Deux ans après sa présentation et dix mois après son abandon, le mécanisme de détection des contenus pédopornographiques proposé par Apple fait toujours parler de lui. Alors que le groupe Heat Initiative prévoit de lancer une campagne de protestation, accusant la firme de Cupertino de favoriser la diffusion « d’images identifiées de viols d’enfants sur iCloud », Apple s’est sentie obligée de justifier son apparent recul. Une posture défensive aussi rare que les enjeux sont importants.
Apple avait imaginé un complexe mécanisme d’encodage pour représenter les photographies sous la forme d’un identifiant numérique capable de résister au recadrage et aux retouches. Avant qu’une photographie ne soit synchronisée avec la photothèque iCloud, le système aurait comparé son identifiant à ceux des photographies de la base de contenu pédopornographique (CSAM) du National Center for Missing and Exploited Children (NCMEC), une ONG de lutte contre la traite des êtres humains associée aux autorités américaines.
En cas de correspondances répétées, Apple avait prévu un système de vérification manuelle pour écarter les erreurs et de signalement au NCMEC pour pénaliser les fautifs. La firme de Cupertino assurait que son système alliait protection de la confidentialité, puisque l’encodage des photographies aurait été réalisé sur les appareils, et protection des mineurs, puisque toutes les photographies transitant par iCloud auraient été analysées.

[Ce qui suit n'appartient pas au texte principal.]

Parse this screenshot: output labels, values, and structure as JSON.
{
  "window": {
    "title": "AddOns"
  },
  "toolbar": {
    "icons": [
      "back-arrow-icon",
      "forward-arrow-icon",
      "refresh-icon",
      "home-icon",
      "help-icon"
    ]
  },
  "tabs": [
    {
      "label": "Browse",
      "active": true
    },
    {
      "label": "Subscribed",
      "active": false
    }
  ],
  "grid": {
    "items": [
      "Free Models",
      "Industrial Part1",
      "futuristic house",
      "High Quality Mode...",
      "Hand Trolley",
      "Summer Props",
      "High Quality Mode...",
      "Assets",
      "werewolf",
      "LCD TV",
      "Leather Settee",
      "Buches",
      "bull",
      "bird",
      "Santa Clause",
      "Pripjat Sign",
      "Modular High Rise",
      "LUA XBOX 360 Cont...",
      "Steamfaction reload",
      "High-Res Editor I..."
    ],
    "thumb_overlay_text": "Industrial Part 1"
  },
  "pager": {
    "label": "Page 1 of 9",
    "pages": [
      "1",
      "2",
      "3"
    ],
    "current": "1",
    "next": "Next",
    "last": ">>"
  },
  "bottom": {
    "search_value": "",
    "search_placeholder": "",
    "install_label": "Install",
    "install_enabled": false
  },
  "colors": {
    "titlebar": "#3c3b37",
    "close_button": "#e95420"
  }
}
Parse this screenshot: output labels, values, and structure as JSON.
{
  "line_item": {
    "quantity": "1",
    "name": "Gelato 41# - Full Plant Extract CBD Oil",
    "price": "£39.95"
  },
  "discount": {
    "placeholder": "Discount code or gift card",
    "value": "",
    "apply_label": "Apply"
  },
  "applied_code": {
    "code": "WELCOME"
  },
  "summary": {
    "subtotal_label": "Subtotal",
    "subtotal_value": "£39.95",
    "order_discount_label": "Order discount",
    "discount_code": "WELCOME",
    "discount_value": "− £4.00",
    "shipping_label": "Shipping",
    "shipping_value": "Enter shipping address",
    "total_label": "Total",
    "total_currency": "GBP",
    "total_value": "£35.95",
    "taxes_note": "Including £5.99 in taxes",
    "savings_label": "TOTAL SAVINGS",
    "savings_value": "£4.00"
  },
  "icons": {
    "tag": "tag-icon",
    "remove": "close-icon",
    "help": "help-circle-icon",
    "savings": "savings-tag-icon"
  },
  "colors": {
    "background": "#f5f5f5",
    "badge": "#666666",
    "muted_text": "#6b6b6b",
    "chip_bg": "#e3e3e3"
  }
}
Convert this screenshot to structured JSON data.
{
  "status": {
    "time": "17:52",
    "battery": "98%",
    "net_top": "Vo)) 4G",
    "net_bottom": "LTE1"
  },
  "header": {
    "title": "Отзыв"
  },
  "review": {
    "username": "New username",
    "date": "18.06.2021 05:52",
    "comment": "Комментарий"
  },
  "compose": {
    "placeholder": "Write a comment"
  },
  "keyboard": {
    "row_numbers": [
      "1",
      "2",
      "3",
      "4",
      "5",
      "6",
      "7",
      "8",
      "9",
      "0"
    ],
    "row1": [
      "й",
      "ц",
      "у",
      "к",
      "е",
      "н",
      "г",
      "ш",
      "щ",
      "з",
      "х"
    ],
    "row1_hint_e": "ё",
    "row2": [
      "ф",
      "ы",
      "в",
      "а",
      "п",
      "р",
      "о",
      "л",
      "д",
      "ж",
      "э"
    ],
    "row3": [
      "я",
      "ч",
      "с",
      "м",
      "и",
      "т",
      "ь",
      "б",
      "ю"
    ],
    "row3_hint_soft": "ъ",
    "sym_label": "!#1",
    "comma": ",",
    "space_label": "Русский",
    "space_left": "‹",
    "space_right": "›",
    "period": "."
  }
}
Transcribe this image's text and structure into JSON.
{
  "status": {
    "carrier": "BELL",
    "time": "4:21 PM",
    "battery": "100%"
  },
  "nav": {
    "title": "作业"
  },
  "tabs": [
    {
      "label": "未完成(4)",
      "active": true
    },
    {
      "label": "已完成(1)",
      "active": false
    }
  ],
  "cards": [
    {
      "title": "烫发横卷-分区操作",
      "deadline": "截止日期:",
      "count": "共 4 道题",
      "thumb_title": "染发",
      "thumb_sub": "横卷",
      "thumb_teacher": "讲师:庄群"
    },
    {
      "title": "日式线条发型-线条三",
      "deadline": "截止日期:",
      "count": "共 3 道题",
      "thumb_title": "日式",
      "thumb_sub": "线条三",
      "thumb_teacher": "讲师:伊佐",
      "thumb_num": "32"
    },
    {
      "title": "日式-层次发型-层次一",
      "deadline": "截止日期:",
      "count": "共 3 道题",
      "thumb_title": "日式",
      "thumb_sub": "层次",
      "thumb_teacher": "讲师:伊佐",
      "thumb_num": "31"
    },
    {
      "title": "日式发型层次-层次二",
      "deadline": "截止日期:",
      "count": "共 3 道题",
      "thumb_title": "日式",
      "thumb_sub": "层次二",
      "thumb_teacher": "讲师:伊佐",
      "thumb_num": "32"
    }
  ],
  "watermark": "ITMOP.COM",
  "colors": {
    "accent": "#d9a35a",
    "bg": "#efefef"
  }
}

À ceci près qu’elle avait oublié l’existence de l’effet d’un cliquet.
L’intégration au sein du système d’un mécanisme de vérification des photographies aurait probablement attiré la convoitise des vraies dictatures et des fausses démocraties à la recherche de contenus « subversifs ». Apple avait promis-juré-craché qu’elle ne l’aurait jamais permis, mais elle s’est toujours conformée à ses obligations légales, même lorsqu’elles s’opposent à la liberté d’expression ou à la liberté de la presse. Cette bonne intention préfigurait un enfer.
Thorn, l’organisation fondée par Demi Moore et Ashton Kutcher pour concevoir des solutions technologiques à l’exploitation sexuelle des enfants, avait salué le projet d’Apple. Son ancienne vice-présidente des affaires externes, Sarah Gardner, est maintenant à la pointe de la protestation contre son abandon. Dans un courrier électronique envoyé à Tim Cook, son groupe Heat Initiative dénonce un recul « décevant ».
Une fois n’est pas coutume, Apple est montée au créneau pour défendre sa position. Dans une déclaration à Wired, Erik Neuenschwander explique que « l’analyse des données privées de chaque utilisateur dans iCloud créerait de nouveaux vecteurs de menaces. » Au moment où les autorités britanniques exigent une porte dérobée dans les mécanismes de chiffrement bout-à-bout « pour protéger les enfants », Neuenschwander mentionne explicitement les messageries chiffrées et le « risque d’une pente glissante aux conséquences imprévisibles. »
« La recherche d’un type de contenu particulier pourrait ouvrir la voie à une surveillance de masse », poursuit-il en reprenant les arguments de ces anciens détracteurs, « nous avons conclu qu’en pratique, il est impossible d’implémenter [notre projet] sans mettre en péril la sécurité et la confidentialité de nos utilisateurs. » Apple préfère mettre l’accent sur des fonctionnalités plus généralistes et plus éducatives, comme le floutage préventif des photographies pornographiques dans le cadre de la « sécurité des communications ».